Effect of matrix composition on physical properties of Al3CON in-situ reaction reinforced corundum composite

Abstract

60% white corundum used for aggregate, 5% aluminium powder for fixed additions and 35% various additives for matrix were prepared for specimens 1#, 2#, 3#. They were mixed uniformly with the suitable resin as a binder and pressed under pressure of 315 ton forging press, then dried at 200℃ for 24h. Effects of various additives on 1500℃×2 h creep properties of Al3CON reinforced corundum composite were researched. The experimenal results show that creep coefficients of specimens 1#, 2#, 3# at 1500℃×2 h are 1.4×10^(-4), -9.4×l0^(-4), -22.6×l0^(-4), respectively. Crushing strength of the slide plate added with suitable additive A after fired at 1500℃×3 h reaches to 225 MPa, the creep rate is positive all the time from 0% to 0.014% at 1500℃ for 2 h. The microstructure result analysis shows that reinforced phases of AI3CON fiber composite have been formed after fired with Al powder in coke at high temperatures for specimen 1#, and the strength of the composite is increased. The hot modulus of rupture is up to 59 MPa at 1400℃ and the RUL is obviously higher than that at 1700℃. Its service life is two times as that of AI203-C slide plate when used in the process of pouring steel.
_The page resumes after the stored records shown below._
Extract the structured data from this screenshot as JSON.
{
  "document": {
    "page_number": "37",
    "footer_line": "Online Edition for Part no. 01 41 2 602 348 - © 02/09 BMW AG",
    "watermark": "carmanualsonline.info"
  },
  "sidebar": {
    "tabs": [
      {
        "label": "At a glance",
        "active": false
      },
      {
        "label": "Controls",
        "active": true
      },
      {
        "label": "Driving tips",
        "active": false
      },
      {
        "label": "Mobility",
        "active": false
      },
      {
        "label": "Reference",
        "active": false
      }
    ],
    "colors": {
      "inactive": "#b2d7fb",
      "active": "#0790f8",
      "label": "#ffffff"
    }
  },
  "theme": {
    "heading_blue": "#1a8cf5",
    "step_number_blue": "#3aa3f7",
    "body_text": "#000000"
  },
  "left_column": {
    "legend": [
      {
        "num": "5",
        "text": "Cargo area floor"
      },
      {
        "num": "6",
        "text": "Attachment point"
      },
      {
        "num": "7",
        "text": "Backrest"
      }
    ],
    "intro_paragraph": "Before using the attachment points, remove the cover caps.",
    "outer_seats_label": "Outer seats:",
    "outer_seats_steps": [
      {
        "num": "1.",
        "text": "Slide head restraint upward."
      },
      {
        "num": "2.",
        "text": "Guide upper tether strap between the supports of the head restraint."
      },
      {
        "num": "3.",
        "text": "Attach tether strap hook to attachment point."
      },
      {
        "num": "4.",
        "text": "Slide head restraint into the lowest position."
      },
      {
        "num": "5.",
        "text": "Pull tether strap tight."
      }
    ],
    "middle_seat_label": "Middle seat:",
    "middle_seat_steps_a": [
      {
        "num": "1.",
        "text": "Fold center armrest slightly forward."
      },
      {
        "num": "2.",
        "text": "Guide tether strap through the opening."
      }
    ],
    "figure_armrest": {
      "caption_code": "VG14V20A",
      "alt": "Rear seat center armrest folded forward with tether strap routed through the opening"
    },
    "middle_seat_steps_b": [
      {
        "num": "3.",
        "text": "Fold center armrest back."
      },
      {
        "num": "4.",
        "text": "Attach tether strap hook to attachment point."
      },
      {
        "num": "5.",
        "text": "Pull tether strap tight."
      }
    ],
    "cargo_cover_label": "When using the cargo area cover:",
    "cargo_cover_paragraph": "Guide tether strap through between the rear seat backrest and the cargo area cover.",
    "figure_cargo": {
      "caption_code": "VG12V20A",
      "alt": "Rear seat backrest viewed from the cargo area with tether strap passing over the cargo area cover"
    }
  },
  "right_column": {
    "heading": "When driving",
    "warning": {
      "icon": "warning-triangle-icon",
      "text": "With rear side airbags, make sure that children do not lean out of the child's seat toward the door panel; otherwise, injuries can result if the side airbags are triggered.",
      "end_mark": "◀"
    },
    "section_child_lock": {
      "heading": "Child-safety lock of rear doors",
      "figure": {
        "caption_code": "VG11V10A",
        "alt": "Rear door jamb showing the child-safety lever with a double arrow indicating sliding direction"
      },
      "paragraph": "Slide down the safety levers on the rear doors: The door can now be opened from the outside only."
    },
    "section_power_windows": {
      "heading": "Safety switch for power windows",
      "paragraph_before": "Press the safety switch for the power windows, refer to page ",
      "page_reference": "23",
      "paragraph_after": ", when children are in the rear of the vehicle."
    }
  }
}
The mechanism of creep rate resistance of the composites can be discovered by means of SEM and EDAX analysis. It is concluded that the active AI3CON and Al2O3 multiphases that were formed by N2 in gas, C, Al and Al2O3 inside the matrix of the composites during in-situ reaction, which gives the composites outstanding creep rate resistance for the dense zone resulting from Al3CON oxidation that inhibits contraction at the high temperature. Besides, the matrix will turn into the multiphase with high refractoriness. N content and its Al3CON reinforced fiber will further increase accordingly. In addition. Al3CON formed by Al2O3 and C. Al in the matrix with N2 in gas will inhibit the creep rate and also greatly improve the creep rate resistance of the composites.